A recent study conducted by researchers at Northwestern University has found that men can experience arousal and attraction to members of both sexes.

This study has overturned the results of a previous study in 2005 done at the same university, which concluded that there was not enough evidence to support that male bisexuality is real.

Both studies involved participants having their genitals monitored as they watched same-sex male and same-sex female pornography; notably, heterosexual pornography was not used in either study as it would have led to ambiguous results since men of any sexual orientation could be stimulated without a clear indication of the cause of their stimulation. The key difference between the recent study and the one conducted in 2005 was the criteria of the participants.

“Last time, they got their guys from an ad in an urban newspaper read by a hipster crowd,” Allen Rosenthal, lead author of the new study and PhD candidate in psychology, explains in an interview with The New York Times. The 2005 study took any participant that was a self-identified bisexual whereas the recent study required the participants to have had a sexual history with at least two members of each sex and at least one long-term romantic relationship of at least three months with a member of each sex. The difference in the criteria led to the differing results between the two studies.

So what does this mean for bisexual men and for the bisexual community in general?

Eighteen-year-old student Kelly Fitzgerald, who identifies as bisexual, and an advocate for the study, finds the study to be a step forward for bisexuals finding acceptance in society.

“People are afraid of what they don’t understand,” she says. “In order to understand [bisexuality], it needs to be studied. If this study will help researchers and the general public understand that bisexuality isn’t a phase and lessen the discrimination, then what can I say about that?”

Marc Stein, a sexuality studies professor at York, believes that the study is also limited in various aspects.
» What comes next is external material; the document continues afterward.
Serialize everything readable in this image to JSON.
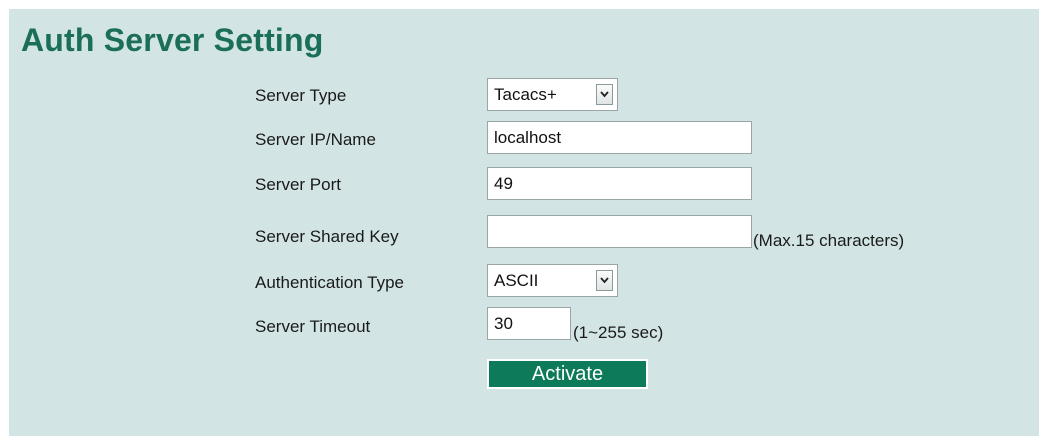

“The study only looks at men, so I don’t think it would be right to draw conclusions about bisexuality in general,” says Stein. “Bisexuality might work differently in women.”

“The study methodology was based on visual stimuli, but I haven’t seen anything in the media reports [on the study] that addresses the possibility that straight men can be turned on by gay porn, that gay men can be turned on by straight porn, or that some people aren’t turned on by porn,” Stein says. “I’m also not sure if the study took age into consideration; it’s quite possible that younger and older men would respond differently to the images.”
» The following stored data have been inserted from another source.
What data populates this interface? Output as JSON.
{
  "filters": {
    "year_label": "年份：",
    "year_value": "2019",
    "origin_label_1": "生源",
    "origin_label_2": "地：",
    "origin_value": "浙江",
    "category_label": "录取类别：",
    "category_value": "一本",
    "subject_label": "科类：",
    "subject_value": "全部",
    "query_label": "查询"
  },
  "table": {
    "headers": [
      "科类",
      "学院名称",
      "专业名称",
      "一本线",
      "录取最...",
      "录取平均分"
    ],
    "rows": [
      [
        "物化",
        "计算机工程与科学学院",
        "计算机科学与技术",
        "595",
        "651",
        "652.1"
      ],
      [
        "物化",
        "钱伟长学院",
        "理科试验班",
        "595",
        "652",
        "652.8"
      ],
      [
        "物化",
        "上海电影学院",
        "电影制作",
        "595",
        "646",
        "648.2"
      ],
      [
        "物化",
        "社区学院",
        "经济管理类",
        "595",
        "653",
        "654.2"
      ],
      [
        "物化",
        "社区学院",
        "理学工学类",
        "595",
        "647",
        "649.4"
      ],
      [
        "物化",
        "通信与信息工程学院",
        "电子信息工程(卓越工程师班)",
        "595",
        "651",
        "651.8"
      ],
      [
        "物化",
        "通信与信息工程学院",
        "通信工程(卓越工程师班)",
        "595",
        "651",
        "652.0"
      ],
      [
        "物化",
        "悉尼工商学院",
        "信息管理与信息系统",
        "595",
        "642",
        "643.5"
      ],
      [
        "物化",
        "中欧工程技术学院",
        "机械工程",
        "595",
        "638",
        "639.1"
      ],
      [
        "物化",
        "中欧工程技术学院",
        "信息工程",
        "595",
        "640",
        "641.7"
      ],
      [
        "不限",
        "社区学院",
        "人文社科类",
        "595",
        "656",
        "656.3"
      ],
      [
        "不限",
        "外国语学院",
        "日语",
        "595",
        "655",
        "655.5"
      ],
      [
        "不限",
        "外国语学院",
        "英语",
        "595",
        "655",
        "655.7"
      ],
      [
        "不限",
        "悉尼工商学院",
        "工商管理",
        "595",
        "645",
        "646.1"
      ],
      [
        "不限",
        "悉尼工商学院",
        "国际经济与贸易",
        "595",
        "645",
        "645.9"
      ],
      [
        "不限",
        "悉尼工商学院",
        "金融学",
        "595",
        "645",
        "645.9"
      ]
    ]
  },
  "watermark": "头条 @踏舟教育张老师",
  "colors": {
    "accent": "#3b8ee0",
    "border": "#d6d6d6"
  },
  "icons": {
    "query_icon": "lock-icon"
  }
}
He also notes that the media reports appear to imply that the study is based on the misguided idea that “sexual orientation is fixed and innate and that everyone can be classified as homosexual, heterosexual, or bisexual.”

Many would agree with Stein’s argument that sexual desires, acts, and identities are much more complicated. They vary across cultures, they change over time, and they don’t fit neatly into mutually exclusive categories.

“We also don’t know whether the study participants who identify as bisexual describe their sexual interests in men and women as perfectly equal or whether they might fall somewhere else on the spectrum between exclusive heterosexuality and exclusive homosexuality,” Stein concludes. “People’s choices about how to describe themselves sexually [are important][…] But we can also reflect on the meanings of the terms people choose to use and the politics of those choices.”

Fitzgerald says that “with being bisexual, it’s difficult to [find] acceptance anywhere.” This includes the queer community, where she claims many people “have a hard time accepting us because they—I use [the term] ‘they’ loosely—see it as a sort of abandonment, like we don’t want to admit to ourselves that we’re full-out gay.”

Ultimately she supports the research “for the sole fact of informing people that it is physically possible [to be bisexual],” she says. “For bisexuals this means, hopefully, a more understanding society.”